Robert Burns 1759-96 was also seduced by several women, and he wrote both movingly and bawdily about their charms. He also wrote scathingly of the ritual humiliation inflicted by the Kirk as it tried to reduce pre-marital sex and ensure every bastard child knew its father. So, unsurprisingly, nothing is new. 18th century people did what people do in every era. I hope, compared to novels from that period, no one finds White Rose Rebel tame. Anne might well have had more lovers, as some sources allege.
Question Is there evidence that Anne and MacGillivray were lovers?
Answer a) Yes. Several histories record that Anne and MacGillivray were lovers before she married, and that she broke his heart by choosing another husband. b) Various people who knew Anne during the Rising wrote of her extra-marital affair as if it was a well-known fact. Here are some extracts from a few of the eye-witness accounts:
Alexander Brodie writing to Lord Loudon 1746 - “had I intended to have sent them to the Lady MacIntosh and her friends I knew no safer method of conveying intelligence to her ladyship than under cover to her Lover then at Moy Hall.” Note - this 'Lover' might have been anyone, of course. Two things seem certain. He's not Brodie or Loudon.

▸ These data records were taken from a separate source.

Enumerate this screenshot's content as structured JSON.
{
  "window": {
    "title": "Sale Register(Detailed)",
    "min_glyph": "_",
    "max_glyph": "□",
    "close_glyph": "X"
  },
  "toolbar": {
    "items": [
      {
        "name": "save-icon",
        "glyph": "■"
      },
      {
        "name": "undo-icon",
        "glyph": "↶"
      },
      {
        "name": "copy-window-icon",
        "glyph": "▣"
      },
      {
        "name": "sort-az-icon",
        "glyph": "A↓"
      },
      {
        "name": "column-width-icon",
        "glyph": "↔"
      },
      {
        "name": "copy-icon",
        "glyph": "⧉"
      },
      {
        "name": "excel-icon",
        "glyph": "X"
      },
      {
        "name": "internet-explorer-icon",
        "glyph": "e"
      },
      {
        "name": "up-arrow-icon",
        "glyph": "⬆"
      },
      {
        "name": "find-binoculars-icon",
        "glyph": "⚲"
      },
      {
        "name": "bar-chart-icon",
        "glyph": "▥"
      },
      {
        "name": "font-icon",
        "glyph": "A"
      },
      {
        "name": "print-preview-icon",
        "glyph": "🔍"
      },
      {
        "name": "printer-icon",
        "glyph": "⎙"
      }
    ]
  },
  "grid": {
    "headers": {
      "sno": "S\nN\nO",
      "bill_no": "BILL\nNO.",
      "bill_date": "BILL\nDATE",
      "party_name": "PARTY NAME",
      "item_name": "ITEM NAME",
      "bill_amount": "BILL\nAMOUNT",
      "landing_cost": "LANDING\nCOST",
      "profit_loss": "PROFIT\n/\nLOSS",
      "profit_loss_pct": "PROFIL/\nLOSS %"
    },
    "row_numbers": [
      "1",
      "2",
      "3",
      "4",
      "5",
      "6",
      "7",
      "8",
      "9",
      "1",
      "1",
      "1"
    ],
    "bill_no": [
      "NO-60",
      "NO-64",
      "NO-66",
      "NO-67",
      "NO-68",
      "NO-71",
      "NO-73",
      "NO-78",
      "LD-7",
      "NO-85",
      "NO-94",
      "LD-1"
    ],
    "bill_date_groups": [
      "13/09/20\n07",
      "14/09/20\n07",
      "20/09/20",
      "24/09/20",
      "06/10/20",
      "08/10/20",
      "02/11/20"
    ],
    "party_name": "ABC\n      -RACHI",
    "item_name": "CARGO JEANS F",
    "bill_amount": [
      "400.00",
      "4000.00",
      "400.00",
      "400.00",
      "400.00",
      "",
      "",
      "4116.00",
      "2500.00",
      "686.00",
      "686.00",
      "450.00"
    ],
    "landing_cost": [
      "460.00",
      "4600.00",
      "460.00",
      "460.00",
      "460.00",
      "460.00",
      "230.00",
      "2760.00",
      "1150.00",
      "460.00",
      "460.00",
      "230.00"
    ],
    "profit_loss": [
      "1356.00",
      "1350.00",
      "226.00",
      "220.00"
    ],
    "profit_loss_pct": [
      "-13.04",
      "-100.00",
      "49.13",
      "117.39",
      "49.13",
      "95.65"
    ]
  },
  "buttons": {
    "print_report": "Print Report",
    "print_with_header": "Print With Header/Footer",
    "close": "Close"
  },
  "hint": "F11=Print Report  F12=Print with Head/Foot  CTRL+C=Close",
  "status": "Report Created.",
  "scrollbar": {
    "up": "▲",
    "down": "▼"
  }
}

Marquis d'Eguilles, King Louis' representative who was with the Jacobites, writing about Anne - “She loved her husband hopelessly, whom she hoped for a long time to win for the Prince; but, understanding at last that he was engaged with the President to serve the House of Hanover, she wished no longer to see him. She did not stop there; she raised a party of her tenants, at the head of which she placed a very handsome cousin, who, up till then, had loved her without return. Mackintosh was obliged to leave his bed, his house and his lands.” Note - the 'handsome cousin' is MacGillivray, and it seems his unrequited love is now returned.

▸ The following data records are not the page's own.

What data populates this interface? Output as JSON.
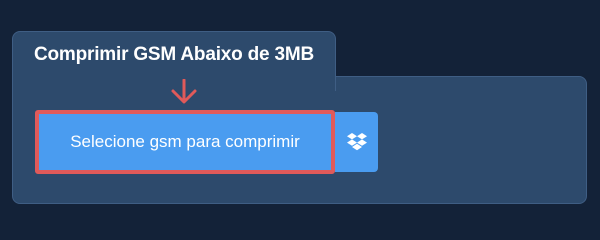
{
  "widget": {
    "title": "Comprimir GSM Abaixo de 3MB",
    "upload_button_label": "Selecione gsm para comprimir",
    "dropbox_icon": "dropbox-icon",
    "arrow_icon": "arrow-down-icon"
  },
  "colors": {
    "page_background": "#132238",
    "panel_background": "#2d4a6c",
    "button_background": "#4a9cf0",
    "highlight_border": "#e05a5a",
    "text": "#ffffff"
  }
}
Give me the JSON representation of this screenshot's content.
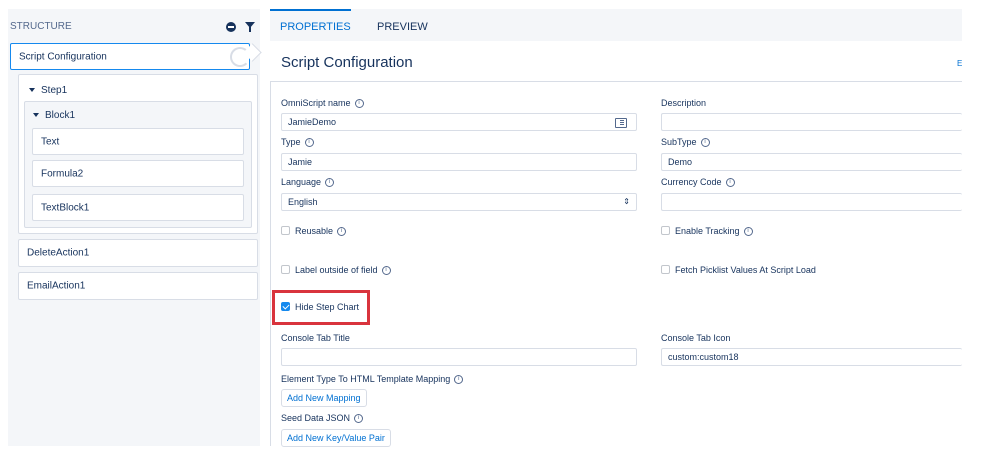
{
  "structure": {
    "title": "STRUCTURE",
    "selected": "Script Configuration",
    "step": "Step1",
    "block": "Block1",
    "block_items": [
      "Text",
      "Formula2",
      "TextBlock1"
    ],
    "actions": [
      "DeleteAction1",
      "EmailAction1"
    ]
  },
  "tabs": {
    "properties": "PROPERTIES",
    "preview": "PREVIEW"
  },
  "properties": {
    "title": "Script Configuration",
    "edge_link": "E",
    "omniscript_name": {
      "label": "OmniScript name",
      "value": "JamieDemo"
    },
    "description": {
      "label": "Description",
      "value": ""
    },
    "type": {
      "label": "Type",
      "value": "Jamie"
    },
    "subtype": {
      "label": "SubType",
      "value": "Demo"
    },
    "language": {
      "label": "Language",
      "value": "English"
    },
    "currency_code": {
      "label": "Currency Code",
      "value": ""
    },
    "reusable": {
      "label": "Reusable",
      "checked": false
    },
    "enable_tracking": {
      "label": "Enable Tracking",
      "checked": false
    },
    "label_outside": {
      "label": "Label outside of field",
      "checked": false
    },
    "fetch_picklist": {
      "label": "Fetch Picklist Values At Script Load",
      "checked": false
    },
    "hide_step_chart": {
      "label": "Hide Step Chart",
      "checked": true
    },
    "console_tab_title": {
      "label": "Console Tab Title",
      "value": ""
    },
    "console_tab_icon": {
      "label": "Console Tab Icon",
      "value": "custom:custom18"
    },
    "element_mapping": {
      "label": "Element Type To HTML Template Mapping",
      "button": "Add New Mapping"
    },
    "seed_data": {
      "label": "Seed Data JSON",
      "button": "Add New Key/Value Pair"
    }
  },
  "colors": {
    "accent": "#0070d2",
    "highlight": "#d9343d",
    "checkbox": "#1589ee"
  }
}
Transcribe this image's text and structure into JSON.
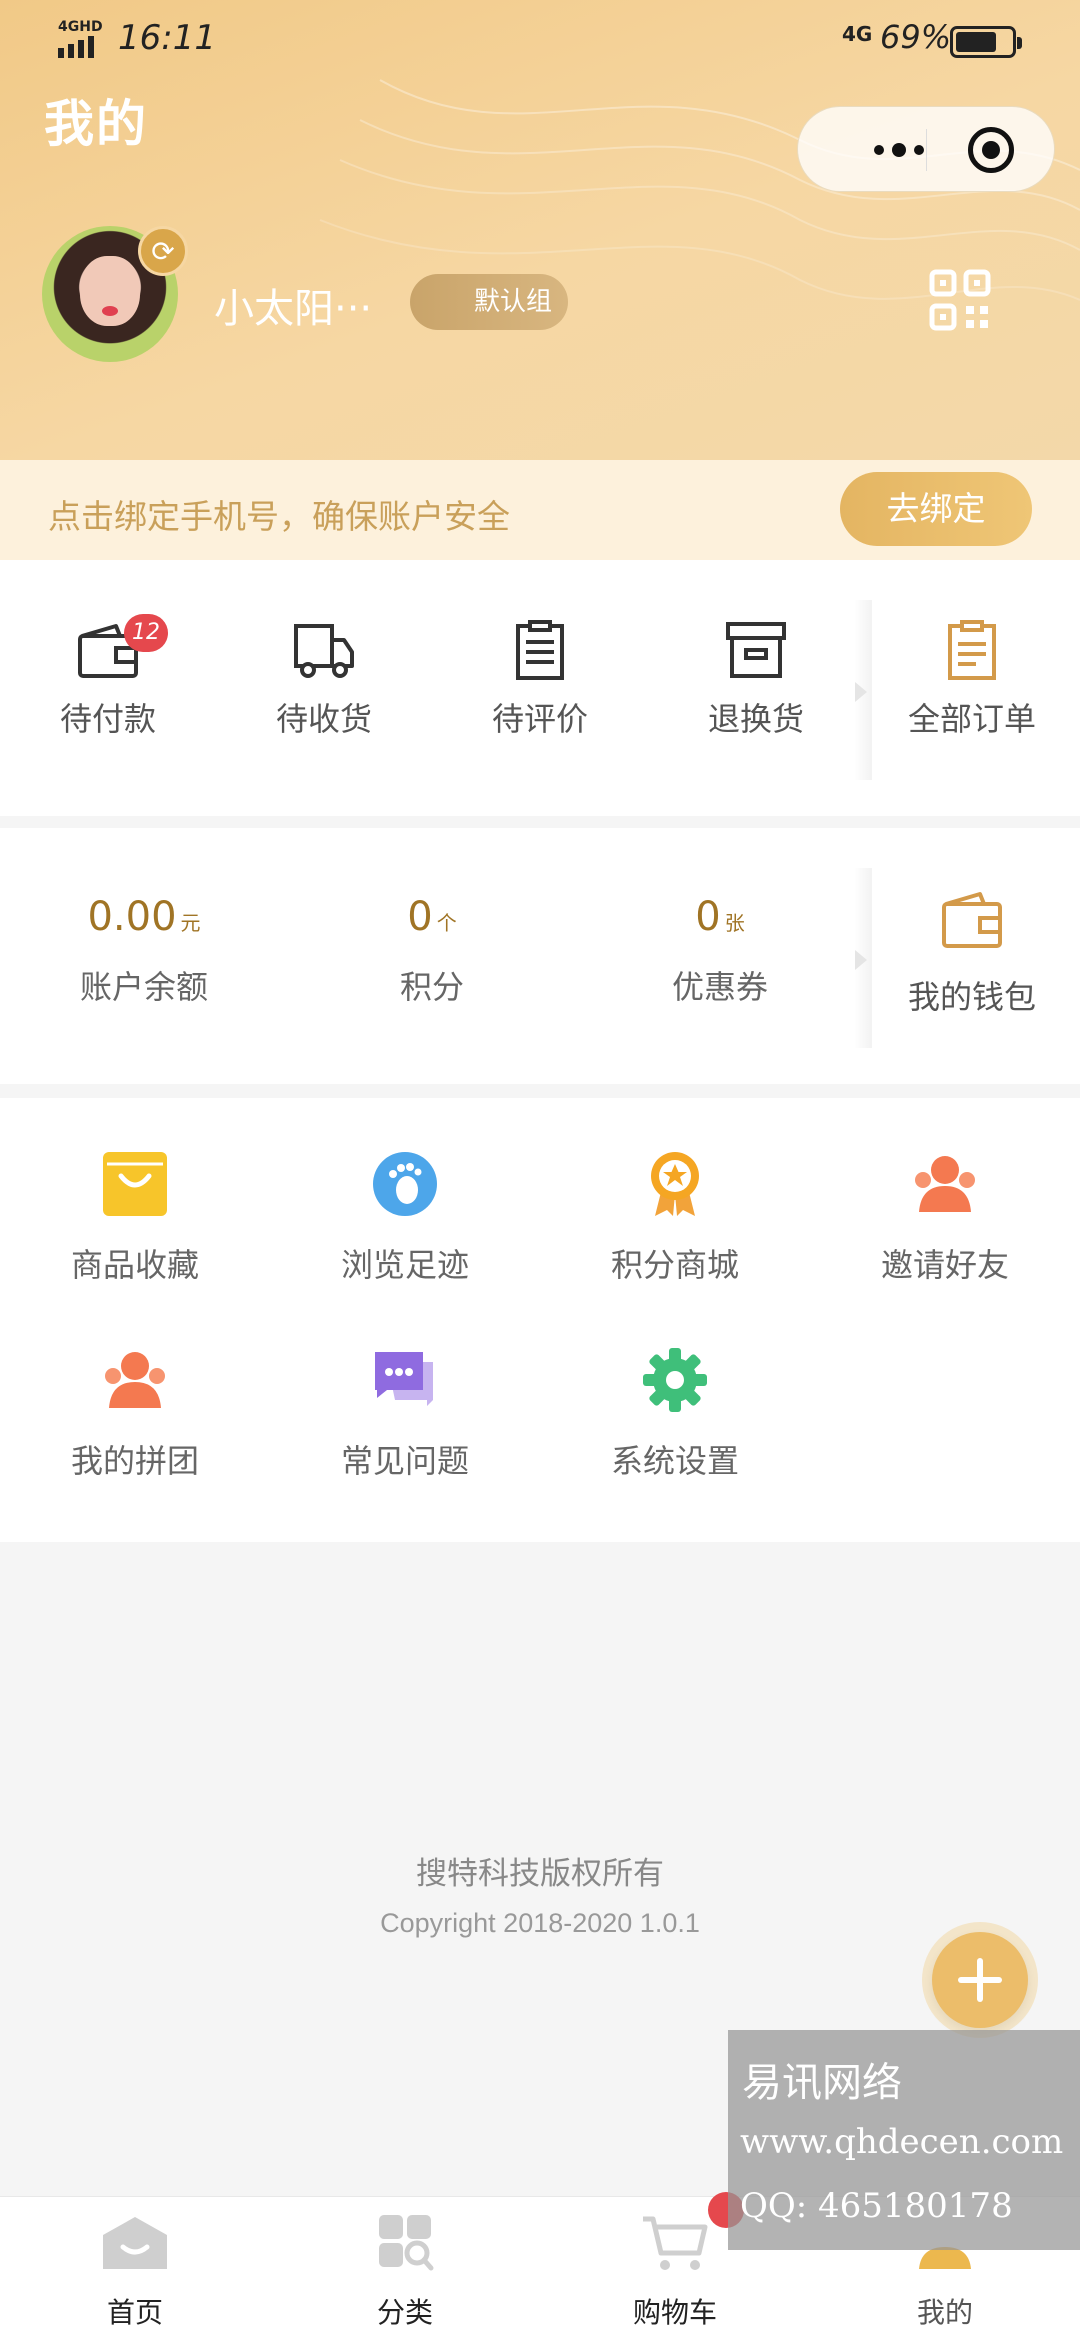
{
  "status_bar": {
    "network_left": "4GHD",
    "time": "16:11",
    "network_right": "4G",
    "battery": "69%"
  },
  "header": {
    "title": "我的",
    "username": "小太阳···",
    "group": "默认组"
  },
  "bind_phone": {
    "text": "点击绑定手机号，确保账户安全",
    "button": "去绑定"
  },
  "orders": {
    "items": [
      {
        "label": "待付款",
        "icon": "wallet-icon",
        "badge": "12"
      },
      {
        "label": "待收货",
        "icon": "truck-icon"
      },
      {
        "label": "待评价",
        "icon": "clipboard-icon"
      },
      {
        "label": "退换货",
        "icon": "box-icon"
      }
    ],
    "all": {
      "label": "全部订单",
      "icon": "order-list-icon"
    }
  },
  "assets": {
    "items": [
      {
        "value": "0.00",
        "unit": "元",
        "label": "账户余额"
      },
      {
        "value": "0",
        "unit": "个",
        "label": "积分"
      },
      {
        "value": "0",
        "unit": "张",
        "label": "优惠券"
      }
    ],
    "wallet": {
      "label": "我的钱包",
      "icon": "wallet-icon"
    }
  },
  "tools": [
    {
      "label": "商品收藏",
      "icon": "shopping-bag-icon"
    },
    {
      "label": "浏览足迹",
      "icon": "footprint-icon"
    },
    {
      "label": "积分商城",
      "icon": "medal-icon"
    },
    {
      "label": "邀请好友",
      "icon": "friends-icon"
    },
    {
      "label": "我的拼团",
      "icon": "group-icon"
    },
    {
      "label": "常见问题",
      "icon": "chat-icon"
    },
    {
      "label": "系统设置",
      "icon": "gear-icon"
    }
  ],
  "footer": {
    "company": "搜特科技版权所有",
    "copyright": "Copyright 2018-2020 1.0.1"
  },
  "tabbar": [
    {
      "label": "首页",
      "icon": "home-icon"
    },
    {
      "label": "分类",
      "icon": "category-icon"
    },
    {
      "label": "购物车",
      "icon": "cart-icon"
    },
    {
      "label": "我的",
      "icon": "user-icon"
    }
  ],
  "watermark": {
    "name": "易讯网络",
    "site": "www.qhdecen.com",
    "qq": "QQ: 465180178"
  },
  "colors": {
    "accent": "#e4b562",
    "badge": "#e5484d",
    "asset_value": "#a07425"
  }
}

Henry Seymour Conway, an officer in the government army, writing about Anne in a letter to Walpole - “she has suffered no further confinement than that of being obliged to live with her laird, which I believe with the addition of two lovers that visit her constantly, the poor woman finds grievous enough… She was said to be the first in the good graces of the young gentleman, but I believe had only a name of it, for he is generally reckoned quite indifferent to women, and I believe a true Italian in all respects. Her favoured lover seems to have been one Macgillivra, whom she laments much (he was killed in the battle), and asks if he did not make a fine corpse?” Note - a husband and four lovers would make her a very busy lady but, among the gossip, he confirms other writers who mention Anne's affair with MacGillivray during the campaign. The 'young gentleman' is, of course, the Prince.

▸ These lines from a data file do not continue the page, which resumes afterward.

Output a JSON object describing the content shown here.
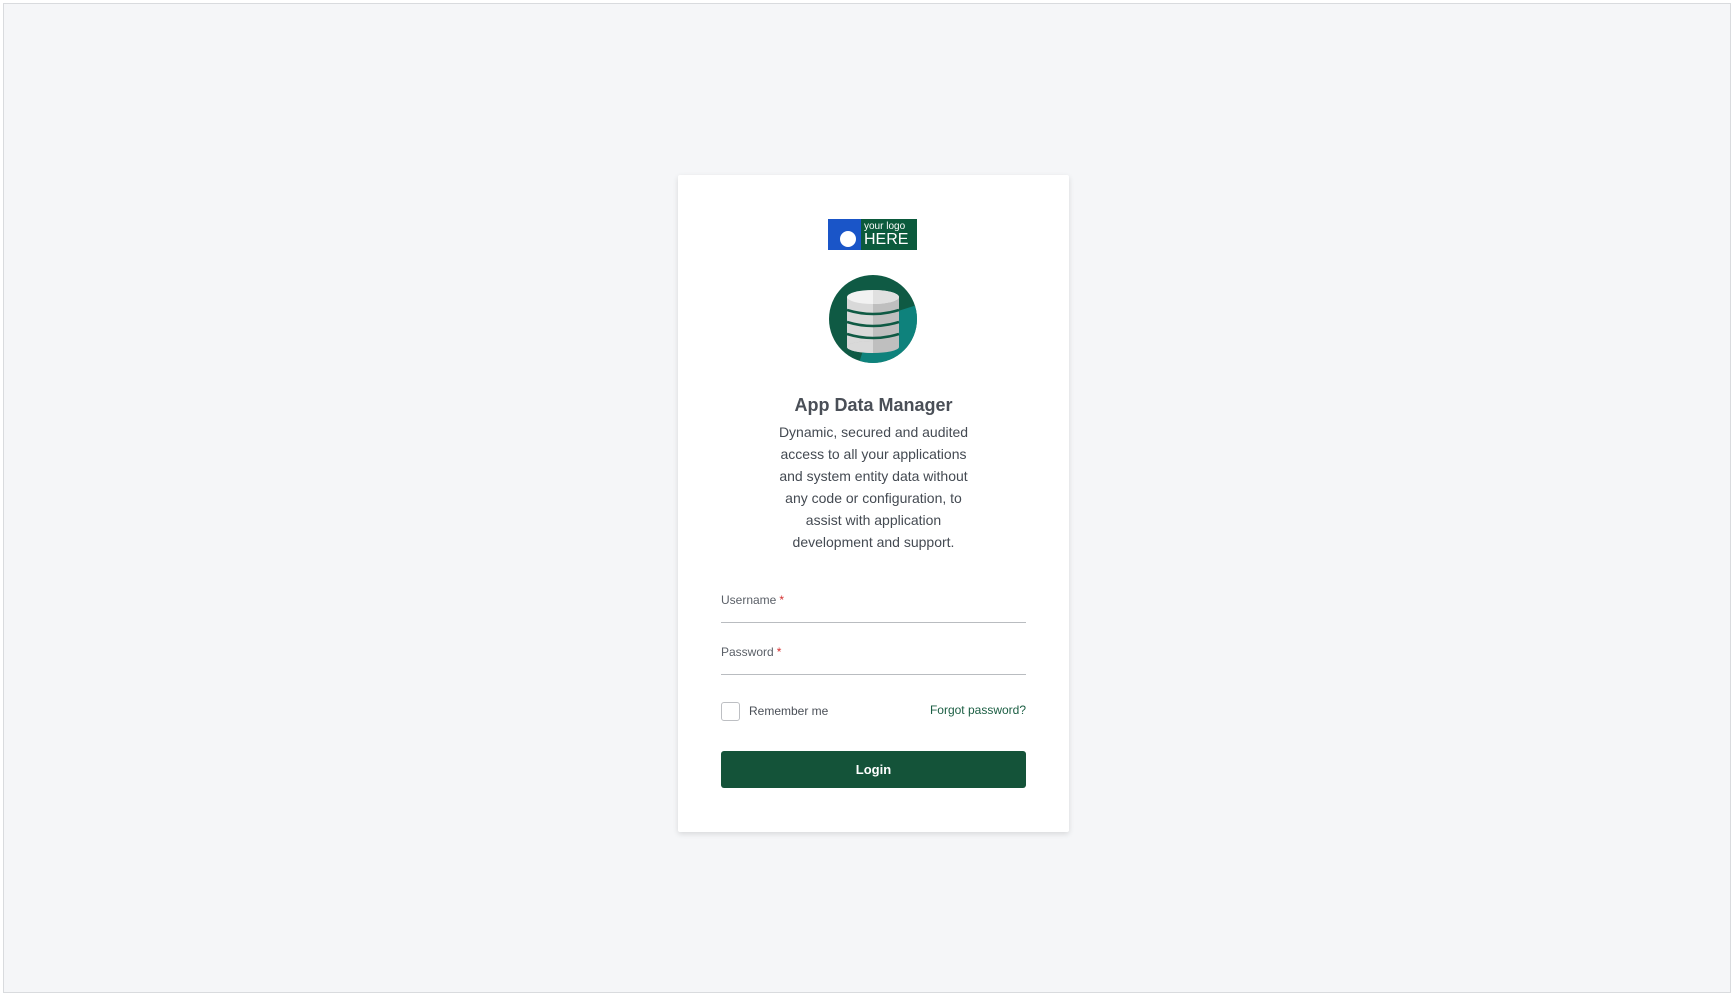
{
  "logo": {
    "line1": "your logo",
    "line2": "HERE"
  },
  "app": {
    "title": "App Data Manager",
    "description": "Dynamic, secured and audited access to all your applications and system entity data without any code or configuration, to assist with application development and support.",
    "icon": "database-icon"
  },
  "form": {
    "username_label": "Username",
    "password_label": "Password",
    "required_marker": "*",
    "username_value": "",
    "password_value": "",
    "remember_label": "Remember me",
    "remember_checked": false,
    "forgot_label": "Forgot password?",
    "login_label": "Login"
  },
  "colors": {
    "background": "#f5f6f8",
    "card": "#ffffff",
    "primary": "#145339",
    "link": "#1b5e43",
    "required": "#d32f2f",
    "icon_circle": "#0f5a44",
    "icon_circle_shade": "#0e8a86",
    "logo_background": "#0b5a3c",
    "logo_accent": "#1a55c8"
  }
}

So, there you have some of the detective work. Maybe the Victorian era is responsible for any current belief that past people were sexually repressed but, remember, they were so conscious of their passions even piano legs were considered capabable of causing arousal. The only difference in sexual activity I've found is that, in some eras and societies, people were expected to be ashamed of it, and in others they were not.
Postscript - The Kirk's well-intentioned efforts to ensure responsible parentage led to abandoned babies, often found drowned in rivers, born to unmarried girls who hid their pregnancies. When condemnation ceased, those babies lived.